Dataset Splits Yes A total of 5,000 images from classes 4 and 9 were selected as the train set Dt... A balanced meta set Dm is created by selecting another 25 examples from each of these two classes, ensuring no overlap between Dt and Dm. ... we first create a clean and balanced meta set Dm by randomly sampling 1000 examples from each class in the training data. ... create a single clean and balanced meta set Dm by randomly sampling 30 examples from the Web NLG 2020 validation set in each test domain. ... 5 examples were selected from each sub-task to create the meta set Dm for MMLU, totaling 285 examples. Additionally, following [5], for the other tasks, we randomly chose 25 examples from their validation set to create the respective meta sets.

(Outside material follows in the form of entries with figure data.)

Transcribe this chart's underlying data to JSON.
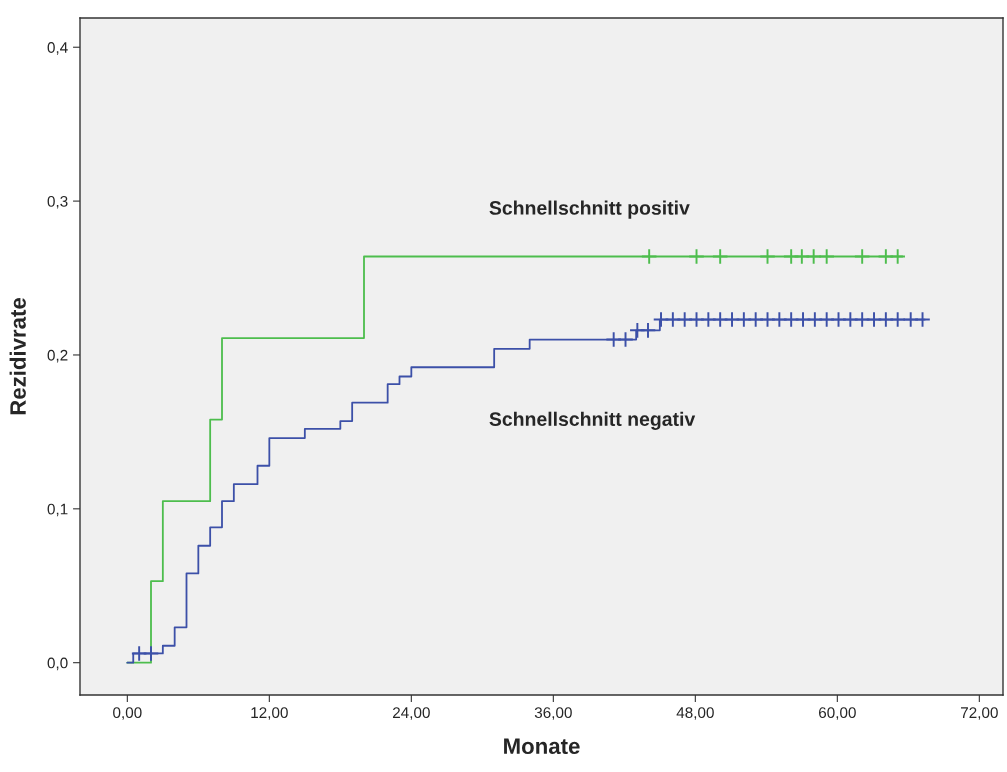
{
  "chart_data": {
    "type": "step",
    "xlabel": "Monate",
    "ylabel": "Rezidivrate",
    "xlim": [
      -4,
      74
    ],
    "ylim": [
      -0.021,
      0.419
    ],
    "xticks": [
      {
        "value": 0,
        "label": "0,00"
      },
      {
        "value": 12,
        "label": "12,00"
      },
      {
        "value": 24,
        "label": "24,00"
      },
      {
        "value": 36,
        "label": "36,00"
      },
      {
        "value": 48,
        "label": "48,00"
      },
      {
        "value": 60,
        "label": "60,00"
      },
      {
        "value": 72,
        "label": "72,00"
      }
    ],
    "yticks": [
      {
        "value": 0,
        "label": "0,0"
      },
      {
        "value": 0.1,
        "label": "0,1"
      },
      {
        "value": 0.2,
        "label": "0,2"
      },
      {
        "value": 0.3,
        "label": "0,3"
      },
      {
        "value": 0.4,
        "label": "0,4"
      }
    ],
    "grid": false,
    "legend": false,
    "series": [
      {
        "color": "#4dbd4d",
        "x": [
          0,
          2,
          3,
          7,
          8,
          20,
          65.5
        ],
        "values": [
          0,
          0.053,
          0.105,
          0.158,
          0.211,
          0.264,
          0.264
        ]
      },
      {
        "color": "#3c50a8",
        "x": [
          0,
          0.5,
          3,
          4,
          5,
          6,
          7,
          8,
          9,
          11,
          12,
          15,
          18,
          19,
          22,
          23,
          24,
          31,
          34,
          43,
          45,
          67.4
        ],
        "values": [
          0,
          0.006,
          0.011,
          0.023,
          0.058,
          0.076,
          0.088,
          0.105,
          0.116,
          0.128,
          0.146,
          0.152,
          0.157,
          0.169,
          0.181,
          0.186,
          0.192,
          0.204,
          0.21,
          0.216,
          0.223,
          0.223
        ]
      },
      {
        "type": "scatter",
        "marker": "cross",
        "color": "#4dbd4d",
        "x": [
          44.1,
          48.1,
          50.1,
          54.1,
          56.1,
          57.0,
          58.0,
          59.1,
          62.1,
          64.1,
          65.1
        ],
        "values": [
          0.264,
          0.264,
          0.264,
          0.264,
          0.264,
          0.264,
          0.264,
          0.264,
          0.264,
          0.264,
          0.264
        ]
      },
      {
        "type": "scatter",
        "marker": "cross",
        "color": "#3c50a8",
        "x": [
          1.0,
          2.0,
          41.1,
          42.1,
          43.1,
          44.0,
          45.1,
          46.1,
          47.1,
          48.1,
          49.1,
          50.1,
          51.1,
          52.1,
          53.1,
          54.1,
          55.1,
          56.1,
          57.1,
          58.1,
          59.1,
          60.1,
          61.1,
          62.1,
          63.1,
          64.1,
          65.1,
          66.2,
          67.2
        ],
        "values": [
          0.006,
          0.006,
          0.21,
          0.21,
          0.216,
          0.216,
          0.223,
          0.223,
          0.223,
          0.223,
          0.223,
          0.223,
          0.223,
          0.223,
          0.223,
          0.223,
          0.223,
          0.223,
          0.223,
          0.223,
          0.223,
          0.223,
          0.223,
          0.223,
          0.223,
          0.223,
          0.223,
          0.223,
          0.223
        ]
      }
    ],
    "annotations": [
      "Schnellschnitt positiv",
      "Schnellschnitt negativ"
    ]
  }
}
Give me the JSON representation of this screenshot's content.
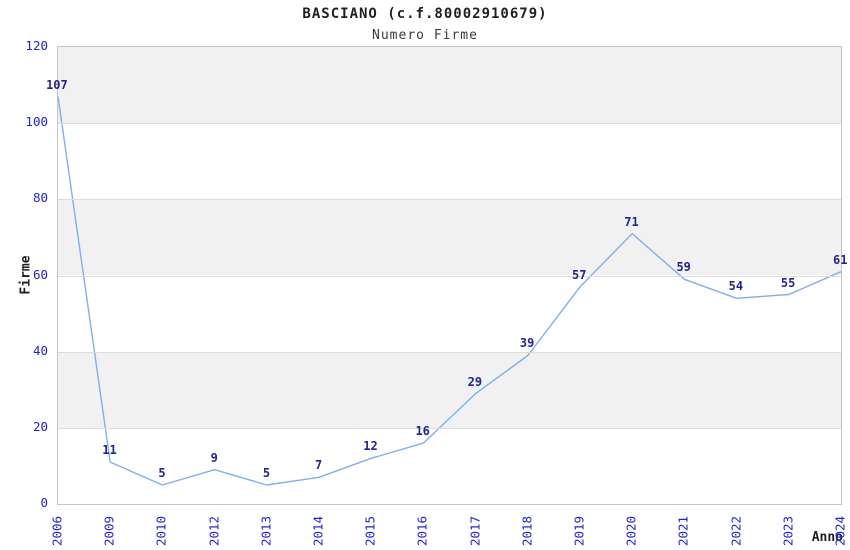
{
  "header": {
    "title": "BASCIANO (c.f.80002910679)",
    "subtitle": "Numero Firme"
  },
  "chart_data": {
    "type": "line",
    "title": "BASCIANO (c.f.80002910679)",
    "subtitle": "Numero Firme",
    "xlabel": "Anno",
    "ylabel": "Firme",
    "categories": [
      "2006",
      "2009",
      "2010",
      "2012",
      "2013",
      "2014",
      "2015",
      "2016",
      "2017",
      "2018",
      "2019",
      "2020",
      "2021",
      "2022",
      "2023",
      "2024"
    ],
    "values": [
      107,
      11,
      5,
      9,
      5,
      7,
      12,
      16,
      29,
      39,
      57,
      71,
      59,
      54,
      55,
      61
    ],
    "ylim": [
      0,
      120
    ],
    "yticks": [
      0,
      20,
      40,
      60,
      80,
      100,
      120
    ],
    "grid": "alternating-horizontal-bands",
    "legend": "none",
    "point_markers": "none",
    "colors": {
      "line": "#7fb0e8",
      "point_label": "#24248f",
      "tick_label": "#2323cd",
      "band": "#f1f1f1",
      "gridline": "#dcdcdc",
      "plot_border": "#c6c6c6",
      "title_text": "#1f1f1f",
      "subtitle_text": "#3a3a3a"
    }
  }
}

Hardware Specification Yes The training is conducted on a single GPU... Training is performed on a single GPU... Training is on a single GPU... Training uses one A40 GPU... The offline scoring in Ask LLM-O takes around four hours in our setup on a single NVIDIA A40 GPU.
Software Dependencies No The paper does not provide specific version numbers for software dependencies such as deep learning frameworks (e.g., PyTorch, TensorFlow) or programming languages (e.g., Python).

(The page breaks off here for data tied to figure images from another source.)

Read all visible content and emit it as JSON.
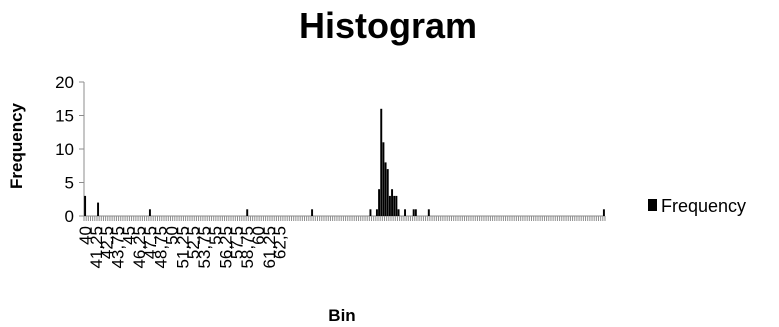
{
  "chart_data": {
    "type": "bar",
    "title": "Histogram",
    "xlabel": "Bin",
    "ylabel": "Frequency",
    "ylim": [
      0,
      20
    ],
    "yticks": [
      "0",
      "5",
      "10",
      "15",
      "20"
    ],
    "bins_start": 40,
    "bins_step": 0.25,
    "tick_labels": [
      "40",
      "41,25",
      "42,5",
      "43,75",
      "45",
      "46,25",
      "47,5",
      "48,75",
      "50",
      "51,25",
      "52,5",
      "53,75",
      "55",
      "56,25",
      "57,5",
      "58,75",
      "60",
      "61,25",
      "62,5"
    ],
    "series": [
      {
        "name": "Frequency",
        "color": "#000000",
        "values": [
          3,
          0,
          0,
          0,
          0,
          0,
          2,
          0,
          0,
          0,
          0,
          0,
          0,
          0,
          0,
          0,
          0,
          0,
          0,
          0,
          0,
          0,
          0,
          0,
          0,
          0,
          0,
          0,
          0,
          0,
          1,
          0,
          0,
          0,
          0,
          0,
          0,
          0,
          0,
          0,
          0,
          0,
          0,
          0,
          0,
          0,
          0,
          0,
          0,
          0,
          0,
          0,
          0,
          0,
          0,
          0,
          0,
          0,
          0,
          0,
          0,
          0,
          0,
          0,
          0,
          0,
          0,
          0,
          0,
          0,
          0,
          0,
          0,
          0,
          0,
          1,
          0,
          0,
          0,
          0,
          0,
          0,
          0,
          0,
          0,
          0,
          0,
          0,
          0,
          0,
          0,
          0,
          0,
          0,
          0,
          0,
          0,
          0,
          0,
          0,
          0,
          0,
          0,
          0,
          0,
          1,
          0,
          0,
          0,
          0,
          0,
          0,
          0,
          0,
          0,
          0,
          0,
          0,
          0,
          0,
          0,
          0,
          0,
          0,
          0,
          0,
          0,
          0,
          0,
          0,
          0,
          0,
          1,
          0,
          0,
          1,
          4,
          16,
          11,
          8,
          7,
          3,
          4,
          3,
          3,
          1,
          0,
          0,
          1,
          0,
          0,
          0,
          1,
          1,
          0,
          0,
          0,
          0,
          0,
          1,
          0,
          0,
          0,
          0,
          0,
          0,
          0,
          0,
          0,
          0,
          0,
          0,
          0,
          0,
          0,
          0,
          0,
          0,
          0,
          0,
          0,
          0,
          0,
          0,
          0,
          0,
          0,
          0,
          0,
          0,
          0,
          0,
          0,
          0,
          0,
          0,
          0,
          0,
          0,
          0,
          0,
          0,
          0,
          0,
          0,
          0,
          0,
          0,
          0,
          0,
          0,
          0,
          0,
          0,
          0,
          0,
          0,
          0,
          0,
          0,
          0,
          0,
          0,
          0,
          0,
          0,
          0,
          0,
          0,
          0,
          0,
          0,
          0,
          0,
          0,
          0,
          0,
          0,
          0,
          0,
          1
        ]
      }
    ],
    "grid": false,
    "legend_position": "right"
  }
}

Experiment Setup Yes The training is conducted on a single GPU, using SGD with a fixed learning rate of 1e-3 and a mini-batch size of 100, over a total of 15,000 steps. ... The learning rate for the weight network is 1e-3 and the target sparsity level β is 0.005. Other hyperparameters, including those in the baselines, are detailed in Table 3 (Appendix E).